If you are getting the above shape, then I believe you have done a mistake before this point, for starters. This is because y represents the probabilities over the possible characters, which are 27 in number. Here, the shape of y should be (27, 1).

Please make sure that you have initialized x and a_prev correctly. Also, please ensure that you have correctly computed a and z inside the while loop.


Once you solve your mistake that I mentioned above, your probabilities should sum up to 1.


There is no such thing as channels here. I guess you are referring to the hidden units as “channels”. If you feel confused about how different units in a single RNN cells work, I urge you to go through the lecture videos once again.

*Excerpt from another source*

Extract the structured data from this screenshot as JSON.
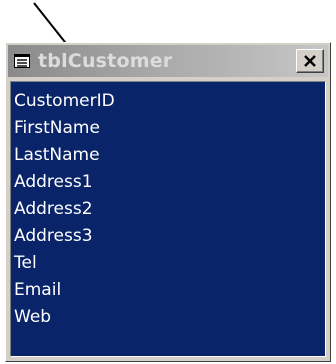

Since, the probabilities will sum up to 1, you won’t need to normalize, and you won’t get to the second error, and in turn, it won’t lead you to the third error.

Let us know if this helps.

Cheers,
Elemento

Here is what happened.
Everything was initialized properly for a_prev and x, and properly coded for x, a, y and idx (without any normalization).

The shape trace below is actually highlighted the issue over a couple of iterations:
Iteration #1:
Wax: (100, 27)
x: (27, 1)
Waa: (100, 100)
a_prev: (100, 1)
b: (100, 1)
Wya: (100, 27)
a: (100, 1)
by: (27, 1)
z: (27, 1)
y: (27, 1) ← correct shape

Iteration #2:
Wax: (100, 27)
x: (27,) ← bad!!!
Waa: (100, 100)
a_prev: (100, 1)
b: (100, 1)
Wya: (100, 27)
a: (100, 100)
by: (27, 1)
z: (27, 100) ← incorrect shape
y: (27, 100) ← incorrect shape

The update of x was erroneous, after I corrected x to the proper shape (vocab_size,1), I got the correct trace:
Iteration #1:
Wax: (100, 27)
x: (27, 1)
Waa: (100, 100)
a_prev: (100, 1)
b: (100, 1)
Wya: (100, 27)
a: (100, 1)
by: (27, 1)
z: (27, 1)
y: (27, 1)
Iteration #2:
Wax: (100, 27)
x: (27, 1) ← correct shape
Waa: (100, 100)
a_prev: (100, 1)
b: (100, 1)
Wya: (100, 27)
a: (100, 1)
by: (27, 1)
z: (27, 1) ← correct shape
y: (27, 1) ← correct shape

Consequently, the code properly completed.

2 Likes

In my case also y had the shape of (27,100).
Thank you for the help. Kudos.

Yup, can confirm. I also didn’t initialized x properly.